The pale-tailed canastero is 14.5 to 16.5 cm long and weighs 17.5 to 24 g. It is a medium-sized canastero. The sexes have the same plumage. Adults of the nominate subspecies have a light gray supercilium and an indistinct brownish line behind the eye in an otherwise dull buff face. Their crown, nape, and back are pale brown and their rump and uppertail coverts rufous brown. Their wing coverts are rufous chestnut and their flight feathers dusky with narrow rufous chestnut edges on the inner ones. Their tail's outermost pair of feathers are rufous with paler rufous to whitish buff outer webs and the rest blackish. The center of their throat is pale orange rufous. The sides of their throat, breast, and belly are creamy white, their flanks tawny rufous, and their undertail coverts rufous. Their iris is dark brown to light gray, their maxilla black or dark gray, their mandible blackish (often with a pinkish base), and their legs and feet blue-gray to black. Juveniles have an entirely white throat and faint dusky bars or mottling on the breast and belly. Subspecies A. h. usheri is overall paler than the nominate, with lighter brown upperparts, no rufous on the rump and uppertail coverts, and very pale whitish buff outer webs on the outermost tail feathers.

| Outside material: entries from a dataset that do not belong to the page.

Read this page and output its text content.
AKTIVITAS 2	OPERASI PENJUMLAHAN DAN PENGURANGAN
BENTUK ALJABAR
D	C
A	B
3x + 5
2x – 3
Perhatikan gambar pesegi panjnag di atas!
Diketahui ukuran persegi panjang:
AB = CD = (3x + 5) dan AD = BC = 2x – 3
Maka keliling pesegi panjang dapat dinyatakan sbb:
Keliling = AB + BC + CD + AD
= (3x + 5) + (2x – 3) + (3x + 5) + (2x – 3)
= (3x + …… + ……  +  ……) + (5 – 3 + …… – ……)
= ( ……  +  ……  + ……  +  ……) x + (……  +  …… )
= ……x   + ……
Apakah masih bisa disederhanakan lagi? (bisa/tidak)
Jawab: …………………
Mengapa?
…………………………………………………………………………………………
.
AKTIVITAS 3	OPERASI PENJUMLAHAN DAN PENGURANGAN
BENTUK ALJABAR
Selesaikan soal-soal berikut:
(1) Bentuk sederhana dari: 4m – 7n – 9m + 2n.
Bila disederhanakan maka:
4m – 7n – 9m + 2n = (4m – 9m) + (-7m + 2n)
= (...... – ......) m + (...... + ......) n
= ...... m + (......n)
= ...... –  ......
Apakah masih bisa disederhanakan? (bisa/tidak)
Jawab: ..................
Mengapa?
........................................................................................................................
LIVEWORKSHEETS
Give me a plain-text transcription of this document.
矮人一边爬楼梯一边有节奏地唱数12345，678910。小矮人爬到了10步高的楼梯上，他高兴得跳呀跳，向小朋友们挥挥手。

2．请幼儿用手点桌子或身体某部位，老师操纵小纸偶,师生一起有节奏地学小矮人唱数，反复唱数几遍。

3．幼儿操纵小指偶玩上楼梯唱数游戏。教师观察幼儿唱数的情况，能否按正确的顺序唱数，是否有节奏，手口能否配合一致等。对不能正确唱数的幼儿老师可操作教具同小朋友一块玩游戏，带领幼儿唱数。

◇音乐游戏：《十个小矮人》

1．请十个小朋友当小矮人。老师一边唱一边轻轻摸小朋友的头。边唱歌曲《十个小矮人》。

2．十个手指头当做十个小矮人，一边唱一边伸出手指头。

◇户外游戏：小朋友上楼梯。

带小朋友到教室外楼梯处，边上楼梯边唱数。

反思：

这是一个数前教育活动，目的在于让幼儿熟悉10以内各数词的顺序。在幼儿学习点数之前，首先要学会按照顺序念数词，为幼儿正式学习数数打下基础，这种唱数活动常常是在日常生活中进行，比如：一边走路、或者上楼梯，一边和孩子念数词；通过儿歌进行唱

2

==Distribution and habitat==

The pale-tailed canastero has a disjunct distribution. The nominate subspecies is found in the basin of the Mantaro River in Peru's departments of Huancavelica and Ayacucho. Subspecies A. h. usheri is found in the basins of the Apurímac River and its tributary Pampas River in Ayacucho and Apurímac departments. The species inhabits arid landscapes, especially scrublands with columnar cacti and also nearby woodlands.

==Behavior==
===Movement===

The pale-tailed canastero is a year-round resident throughout its range.

===Feeding===

The pale-tailed canastero's diet has not been detailed but is known to be mostly arthropods and include seeds. It forages on the ground and in low woody vegetation, usually singly or in pairs, and gleaning for its prey.

===Breeding===

The nest of the nominate subspecies of the pale-tailed canastero has not been described. That of A. h. usheri is a globular mass of sticks about 40 cm long, some of which are thorny, with an entrance near the top and a tunnel to the nest chamber. The chamber is lined with wool, feathers, and soft plant material. The nest is usually built in a columnar cactus. Both sexes build the nest. The species is thought to be monogamous. Small family groups roost in nests year-round. Nothing else is known about its breeding biology.

===Vocalization===

The song of the pale-tailed canastero's subspecies A. h. usheri is "a thin even-paced trill that rises and falls". It usually sings from atop a bush or small tree. The song of the nominate subspecies has not been described.

==Status==

The IUCN follows HBW taxonomy and so has separately evaluated the "Huancavelica" and "white-tailed" canasteros. The "Huancavelica" canastero (A. h. huancavelicae) is assessed as being of Least Concern, though it has a limited range and an estimated population between 2500 and 10,000 mature individuals that is believed to be decreasing. The "white-tailed" canastero (A. h. usheri) is assessed as Near Threatened. It too has a limited range and an estimated population between 2500 and 10,000 mature individuals that is believed to be decreasing. For both, "habitat is thought to be declining as a result of burning and grazing and there may be indirect habitat damage caused by a change in humidity resulting from deforestation of adjacent areas. Nevertheless, habitat loss is suspected to be slow." The nominate subspecies is considered common but A. h. usheri is considered rare and local.